Philips Respironics Latest Update: Clinical Information (July 8, 2021)

Philips Respironics is voluntarily recalling some medical devices. See above links for details and a few highlights below. Please read thoroughly. Respironics recall advises patients to take the following actions:

For patients using BiLevel PAP and CPAP devices: Discontinue use of affected units and consult with physicians to determine the benefits of continuing therapy and potential risks.
For patients using life-sustaining mechanical ventilator devices: DO NOT discontinue or alter prescribed therapy, without consulting physicians to determine appropriate next steps.
Philips is recommending that customers and patients halt use of ozone-related cleaning products, and adhere to their device Instructions for Use for approved cleaning methods.
Register your device(s) on the recall website www.philips.com/src-update

Currently, CPAPmachines.ca does not have more information.
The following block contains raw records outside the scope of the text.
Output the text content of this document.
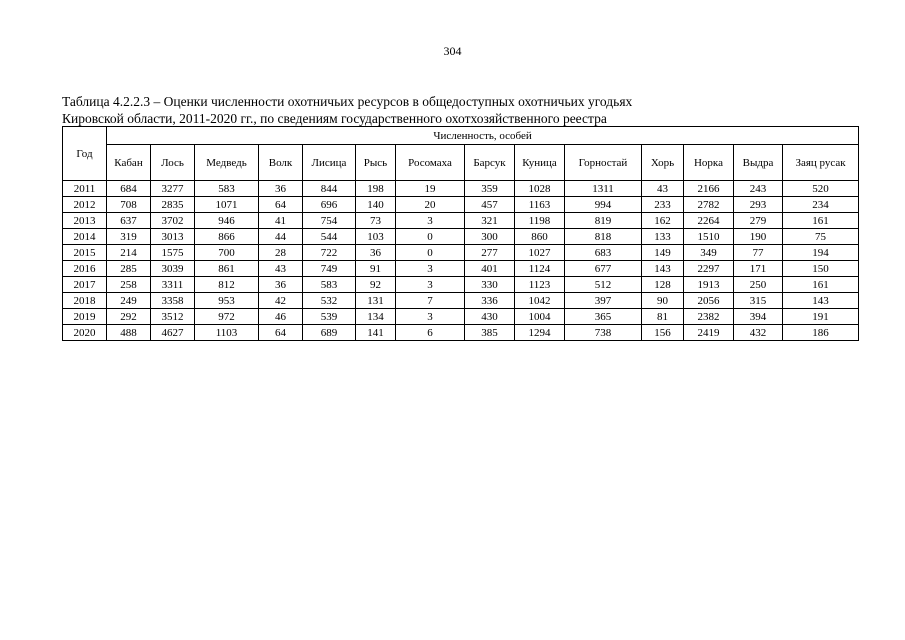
304
Таблица 4.2.2.3 – Оценки численности охотничьих ресурсов в общедоступных охотничьих угодьях
Кировской области, 2011-2020 гг., по сведениям государственного охотхозяйственного реестра
Год	Численность, особей													
	Кабан	Лось	Медведь	Волк	Лисица	Рысь	Росомаха	Барсук	Куница	Горностай	Хорь	Норка	Выдра	Заяц русак
2011	684	3277	583	36	844	198	19	359	1028	1311	43	2166	243	520
2012	708	2835	1071	64	696	140	20	457	1163	994	233	2782	293	234
2013	637	3702	946	41	754	73	3	321	1198	819	162	2264	279	161
2014	319	3013	866	44	544	103	0	300	860	818	133	1510	190	75
2015	214	1575	700	28	722	36	0	277	1027	683	149	349	77	194
2016	285	3039	861	43	749	91	3	401	1124	677	143	2297	171	150
2017	258	3311	812	36	583	92	3	330	1123	512	128	1913	250	161
2018	249	3358	953	42	532	131	7	336	1042	397	90	2056	315	143
2019	292	3512	972	46	539	134	3	430	1004	365	81	2382	394	191
2020	488	4627	1103	64	689	141	6	385	1294	738	156	2419	432	186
This is the most accurate information available. We recognize this may not answer all your questions at the moment. Philips is deploying a permanent corrective action to address the two (2) issues described in the Recall Notice mentioned above. Rest assured, further communication and procedures for resolution are actively being worked on and new information will be shared on our website immediately as it becomes available.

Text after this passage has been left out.